Improved anxiety and depression-related outcomes were reported immediately following intervention periods and after follow up periods in a number of trials. The exercise component of the studies (as opposed to the relaxation or passive components) may be more important in changing depression-related outcomes in the FMS patient.

Another 2008 systematic review by  McVeigh and McGaughey reported positive outcomes for pain, health-status and tender point count. There is strong evidence for the use of hydrotherapy in the management of FMS.

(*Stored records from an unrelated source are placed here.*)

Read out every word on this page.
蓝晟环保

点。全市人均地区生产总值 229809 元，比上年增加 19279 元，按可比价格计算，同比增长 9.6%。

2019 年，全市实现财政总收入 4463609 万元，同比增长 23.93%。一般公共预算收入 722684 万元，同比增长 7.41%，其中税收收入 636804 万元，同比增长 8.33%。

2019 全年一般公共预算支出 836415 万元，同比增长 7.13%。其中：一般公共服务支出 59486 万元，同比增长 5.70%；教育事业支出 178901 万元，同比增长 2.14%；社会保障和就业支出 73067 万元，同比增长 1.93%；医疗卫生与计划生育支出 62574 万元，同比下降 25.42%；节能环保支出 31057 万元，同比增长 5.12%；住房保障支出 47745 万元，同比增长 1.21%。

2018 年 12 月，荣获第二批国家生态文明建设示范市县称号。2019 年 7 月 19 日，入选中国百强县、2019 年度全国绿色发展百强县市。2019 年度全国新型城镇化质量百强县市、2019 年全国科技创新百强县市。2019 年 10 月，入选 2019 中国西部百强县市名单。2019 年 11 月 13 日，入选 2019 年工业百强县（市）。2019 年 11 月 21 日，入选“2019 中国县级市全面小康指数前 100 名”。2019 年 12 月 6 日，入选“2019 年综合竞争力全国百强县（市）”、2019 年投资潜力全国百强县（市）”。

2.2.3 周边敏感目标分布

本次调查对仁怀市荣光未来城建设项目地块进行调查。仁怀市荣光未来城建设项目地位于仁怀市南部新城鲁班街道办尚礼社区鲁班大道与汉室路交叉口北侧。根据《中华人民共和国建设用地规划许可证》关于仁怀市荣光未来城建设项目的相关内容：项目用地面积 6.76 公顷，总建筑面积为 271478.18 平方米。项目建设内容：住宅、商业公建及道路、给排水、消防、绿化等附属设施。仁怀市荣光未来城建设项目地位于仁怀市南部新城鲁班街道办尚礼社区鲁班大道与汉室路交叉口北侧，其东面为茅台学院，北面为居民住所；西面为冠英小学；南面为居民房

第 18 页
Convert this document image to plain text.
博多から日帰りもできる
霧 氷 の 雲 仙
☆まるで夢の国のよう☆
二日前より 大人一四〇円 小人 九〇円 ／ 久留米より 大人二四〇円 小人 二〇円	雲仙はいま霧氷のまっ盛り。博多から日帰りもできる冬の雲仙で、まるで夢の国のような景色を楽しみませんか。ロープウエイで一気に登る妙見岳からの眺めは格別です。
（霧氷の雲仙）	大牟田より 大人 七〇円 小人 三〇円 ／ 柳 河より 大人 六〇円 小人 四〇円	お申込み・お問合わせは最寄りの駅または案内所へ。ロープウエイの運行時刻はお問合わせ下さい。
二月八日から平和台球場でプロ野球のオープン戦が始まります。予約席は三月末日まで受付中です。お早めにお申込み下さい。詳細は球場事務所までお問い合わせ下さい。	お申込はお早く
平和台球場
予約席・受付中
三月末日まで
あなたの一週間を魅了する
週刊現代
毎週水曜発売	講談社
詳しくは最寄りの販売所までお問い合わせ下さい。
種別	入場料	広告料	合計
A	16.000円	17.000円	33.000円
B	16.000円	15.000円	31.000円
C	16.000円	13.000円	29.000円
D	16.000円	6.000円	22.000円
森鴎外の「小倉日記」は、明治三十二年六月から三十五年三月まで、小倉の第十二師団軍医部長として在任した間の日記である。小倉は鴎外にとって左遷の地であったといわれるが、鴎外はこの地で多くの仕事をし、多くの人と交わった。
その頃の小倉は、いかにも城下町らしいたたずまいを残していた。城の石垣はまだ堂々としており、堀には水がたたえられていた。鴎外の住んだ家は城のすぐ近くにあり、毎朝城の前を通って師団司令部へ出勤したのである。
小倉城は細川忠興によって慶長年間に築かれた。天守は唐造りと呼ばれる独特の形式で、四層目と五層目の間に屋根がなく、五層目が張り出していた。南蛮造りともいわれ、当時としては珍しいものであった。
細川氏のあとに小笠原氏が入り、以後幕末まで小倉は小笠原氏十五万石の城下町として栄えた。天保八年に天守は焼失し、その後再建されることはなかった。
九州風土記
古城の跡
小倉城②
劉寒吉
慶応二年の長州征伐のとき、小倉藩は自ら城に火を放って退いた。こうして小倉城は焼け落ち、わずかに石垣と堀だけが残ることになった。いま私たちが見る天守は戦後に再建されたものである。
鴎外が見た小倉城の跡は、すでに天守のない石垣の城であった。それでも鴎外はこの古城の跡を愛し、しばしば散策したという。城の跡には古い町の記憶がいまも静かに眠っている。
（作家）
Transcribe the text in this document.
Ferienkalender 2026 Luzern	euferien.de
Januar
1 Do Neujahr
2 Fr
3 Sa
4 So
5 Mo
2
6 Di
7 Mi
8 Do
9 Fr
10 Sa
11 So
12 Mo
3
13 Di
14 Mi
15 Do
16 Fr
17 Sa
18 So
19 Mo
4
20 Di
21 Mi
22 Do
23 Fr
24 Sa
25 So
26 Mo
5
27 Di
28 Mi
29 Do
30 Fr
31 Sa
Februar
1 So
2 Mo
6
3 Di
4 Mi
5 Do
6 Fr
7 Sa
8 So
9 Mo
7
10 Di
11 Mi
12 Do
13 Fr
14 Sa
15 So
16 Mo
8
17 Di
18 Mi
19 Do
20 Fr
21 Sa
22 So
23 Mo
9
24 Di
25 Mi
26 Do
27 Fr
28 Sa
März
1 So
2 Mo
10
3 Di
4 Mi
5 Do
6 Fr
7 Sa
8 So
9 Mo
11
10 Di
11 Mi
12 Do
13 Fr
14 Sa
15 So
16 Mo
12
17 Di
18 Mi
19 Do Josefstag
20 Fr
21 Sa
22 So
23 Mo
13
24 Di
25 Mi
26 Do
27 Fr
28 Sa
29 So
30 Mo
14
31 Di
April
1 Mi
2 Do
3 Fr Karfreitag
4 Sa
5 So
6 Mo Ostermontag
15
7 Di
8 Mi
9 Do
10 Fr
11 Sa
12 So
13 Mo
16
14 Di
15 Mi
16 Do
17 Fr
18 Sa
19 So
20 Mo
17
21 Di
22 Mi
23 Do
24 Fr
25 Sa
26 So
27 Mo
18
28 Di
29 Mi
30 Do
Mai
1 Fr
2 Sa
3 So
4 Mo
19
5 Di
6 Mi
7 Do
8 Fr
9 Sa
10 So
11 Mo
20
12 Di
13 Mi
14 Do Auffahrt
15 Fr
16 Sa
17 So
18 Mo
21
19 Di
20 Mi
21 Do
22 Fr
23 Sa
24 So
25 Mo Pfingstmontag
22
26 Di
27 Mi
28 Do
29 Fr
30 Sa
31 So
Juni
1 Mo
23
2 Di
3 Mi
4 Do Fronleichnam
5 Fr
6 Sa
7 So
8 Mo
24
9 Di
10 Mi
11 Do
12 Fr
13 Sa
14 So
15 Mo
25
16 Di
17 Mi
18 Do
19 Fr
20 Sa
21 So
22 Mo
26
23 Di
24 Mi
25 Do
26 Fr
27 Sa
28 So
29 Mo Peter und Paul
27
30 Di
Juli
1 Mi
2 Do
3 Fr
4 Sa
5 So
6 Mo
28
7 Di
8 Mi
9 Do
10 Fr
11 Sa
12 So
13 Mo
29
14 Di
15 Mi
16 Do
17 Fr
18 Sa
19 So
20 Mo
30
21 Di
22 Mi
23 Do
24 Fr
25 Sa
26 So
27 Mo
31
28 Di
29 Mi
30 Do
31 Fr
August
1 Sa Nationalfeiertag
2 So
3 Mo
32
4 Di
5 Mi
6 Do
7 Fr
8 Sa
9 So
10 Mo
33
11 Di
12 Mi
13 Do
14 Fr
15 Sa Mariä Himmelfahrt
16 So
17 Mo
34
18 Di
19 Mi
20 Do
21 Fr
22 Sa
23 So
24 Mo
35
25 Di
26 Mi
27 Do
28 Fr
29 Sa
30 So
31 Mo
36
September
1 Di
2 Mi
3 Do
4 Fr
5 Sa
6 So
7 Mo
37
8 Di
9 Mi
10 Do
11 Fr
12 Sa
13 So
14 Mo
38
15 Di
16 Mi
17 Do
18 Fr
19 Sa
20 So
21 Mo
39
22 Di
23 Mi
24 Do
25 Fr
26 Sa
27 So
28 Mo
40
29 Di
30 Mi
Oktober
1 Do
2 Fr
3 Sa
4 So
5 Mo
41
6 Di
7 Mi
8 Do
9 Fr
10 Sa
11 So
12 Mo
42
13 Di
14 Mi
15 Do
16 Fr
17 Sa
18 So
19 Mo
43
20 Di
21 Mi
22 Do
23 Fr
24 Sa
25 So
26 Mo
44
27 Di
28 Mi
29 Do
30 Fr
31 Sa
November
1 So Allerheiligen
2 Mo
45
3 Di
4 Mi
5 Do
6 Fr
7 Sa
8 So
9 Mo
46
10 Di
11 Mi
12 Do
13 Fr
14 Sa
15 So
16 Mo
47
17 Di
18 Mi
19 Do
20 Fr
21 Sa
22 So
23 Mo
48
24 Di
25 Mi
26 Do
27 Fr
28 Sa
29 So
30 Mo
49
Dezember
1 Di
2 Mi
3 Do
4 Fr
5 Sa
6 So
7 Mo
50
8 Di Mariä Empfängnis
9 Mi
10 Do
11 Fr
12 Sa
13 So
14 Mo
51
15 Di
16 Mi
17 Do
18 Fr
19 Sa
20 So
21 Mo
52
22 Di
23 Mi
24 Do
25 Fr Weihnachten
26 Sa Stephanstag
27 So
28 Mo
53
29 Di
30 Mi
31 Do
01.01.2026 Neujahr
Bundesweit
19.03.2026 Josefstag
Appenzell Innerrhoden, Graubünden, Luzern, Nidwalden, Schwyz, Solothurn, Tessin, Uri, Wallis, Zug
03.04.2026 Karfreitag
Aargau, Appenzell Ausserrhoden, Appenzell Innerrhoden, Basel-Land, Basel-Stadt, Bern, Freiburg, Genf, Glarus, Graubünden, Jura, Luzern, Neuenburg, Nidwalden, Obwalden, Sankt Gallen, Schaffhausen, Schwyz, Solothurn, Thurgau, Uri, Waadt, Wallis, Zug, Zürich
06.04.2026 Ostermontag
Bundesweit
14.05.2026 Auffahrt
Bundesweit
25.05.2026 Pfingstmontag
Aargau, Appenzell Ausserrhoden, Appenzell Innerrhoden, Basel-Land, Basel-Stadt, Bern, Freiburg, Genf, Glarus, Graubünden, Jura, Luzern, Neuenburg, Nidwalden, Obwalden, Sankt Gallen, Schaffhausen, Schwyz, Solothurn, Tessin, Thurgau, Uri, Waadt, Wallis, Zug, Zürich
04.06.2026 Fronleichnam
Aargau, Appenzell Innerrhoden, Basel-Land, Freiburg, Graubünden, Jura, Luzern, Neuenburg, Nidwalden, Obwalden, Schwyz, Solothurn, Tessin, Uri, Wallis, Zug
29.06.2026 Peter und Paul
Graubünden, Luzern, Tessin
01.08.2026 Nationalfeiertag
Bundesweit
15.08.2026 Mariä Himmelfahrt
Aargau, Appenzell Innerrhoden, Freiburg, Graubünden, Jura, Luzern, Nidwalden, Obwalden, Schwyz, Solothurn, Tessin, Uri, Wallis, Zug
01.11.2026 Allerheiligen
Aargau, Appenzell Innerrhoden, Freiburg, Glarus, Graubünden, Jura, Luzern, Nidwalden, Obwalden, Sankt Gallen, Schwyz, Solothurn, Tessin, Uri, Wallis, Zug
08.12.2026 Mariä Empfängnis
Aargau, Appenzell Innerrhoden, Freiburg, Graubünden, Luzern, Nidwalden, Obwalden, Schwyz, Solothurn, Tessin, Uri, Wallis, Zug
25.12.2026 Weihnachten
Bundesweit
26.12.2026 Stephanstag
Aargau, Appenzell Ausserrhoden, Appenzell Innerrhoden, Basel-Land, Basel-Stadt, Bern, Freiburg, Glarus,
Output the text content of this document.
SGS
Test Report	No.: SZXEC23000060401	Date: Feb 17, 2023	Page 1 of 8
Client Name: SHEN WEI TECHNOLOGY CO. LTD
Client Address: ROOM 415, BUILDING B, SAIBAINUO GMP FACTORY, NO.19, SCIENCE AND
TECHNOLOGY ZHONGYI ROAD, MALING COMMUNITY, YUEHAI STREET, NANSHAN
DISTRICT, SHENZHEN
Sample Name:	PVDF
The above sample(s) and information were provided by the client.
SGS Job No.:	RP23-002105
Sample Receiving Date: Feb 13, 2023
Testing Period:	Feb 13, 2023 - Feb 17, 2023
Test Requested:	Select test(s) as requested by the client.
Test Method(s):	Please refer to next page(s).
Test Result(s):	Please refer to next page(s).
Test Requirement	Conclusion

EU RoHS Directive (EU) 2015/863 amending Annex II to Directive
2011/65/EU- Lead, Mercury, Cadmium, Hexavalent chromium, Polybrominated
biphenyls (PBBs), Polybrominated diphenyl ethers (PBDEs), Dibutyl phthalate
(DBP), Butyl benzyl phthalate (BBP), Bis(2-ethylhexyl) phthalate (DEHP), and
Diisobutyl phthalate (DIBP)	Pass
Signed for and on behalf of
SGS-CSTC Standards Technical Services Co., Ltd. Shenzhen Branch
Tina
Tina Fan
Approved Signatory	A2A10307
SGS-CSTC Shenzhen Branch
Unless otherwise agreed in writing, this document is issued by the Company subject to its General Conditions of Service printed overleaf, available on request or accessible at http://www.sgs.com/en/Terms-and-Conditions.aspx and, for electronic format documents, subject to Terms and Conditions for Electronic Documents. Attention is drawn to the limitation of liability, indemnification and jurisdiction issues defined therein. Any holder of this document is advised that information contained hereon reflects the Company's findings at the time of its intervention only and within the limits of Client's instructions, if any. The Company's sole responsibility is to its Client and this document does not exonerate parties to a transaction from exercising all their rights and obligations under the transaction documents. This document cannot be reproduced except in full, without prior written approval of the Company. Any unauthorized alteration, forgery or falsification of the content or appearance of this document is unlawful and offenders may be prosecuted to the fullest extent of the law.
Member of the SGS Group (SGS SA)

The European League Against Rheumatism (ELAR) published guidelines for the management of FMS in 2007 (Carville and Arendt-Nielsen). They list nine recommendations including hydrotherapy and Individually tailored exercise programmes including aerobic exercise and strength training for the management of FMS.

For more information, please see:

Häuser W, Thieme K & Turk DC (2010): ‘Guidelines on the management of fibromyalgia syndrome – a systematic review’.  J Pain. 14(1):5-10.

McVeigh JG, McGaughey H, Hall M & Kane P (2008): ‘The effectiveness of hydrotherapy in the management of fibromyalgia syndrome: a systematic review’. Rheumatology International. 29(2):119-130

Perraton L, Machotka Z & Kumar S (2009): ‘Components of effective randomized controlled trials of hydrotherapy programs for fibromyalgia syndrome: a systematic review’. Journal of Pain Research. 2:165-173.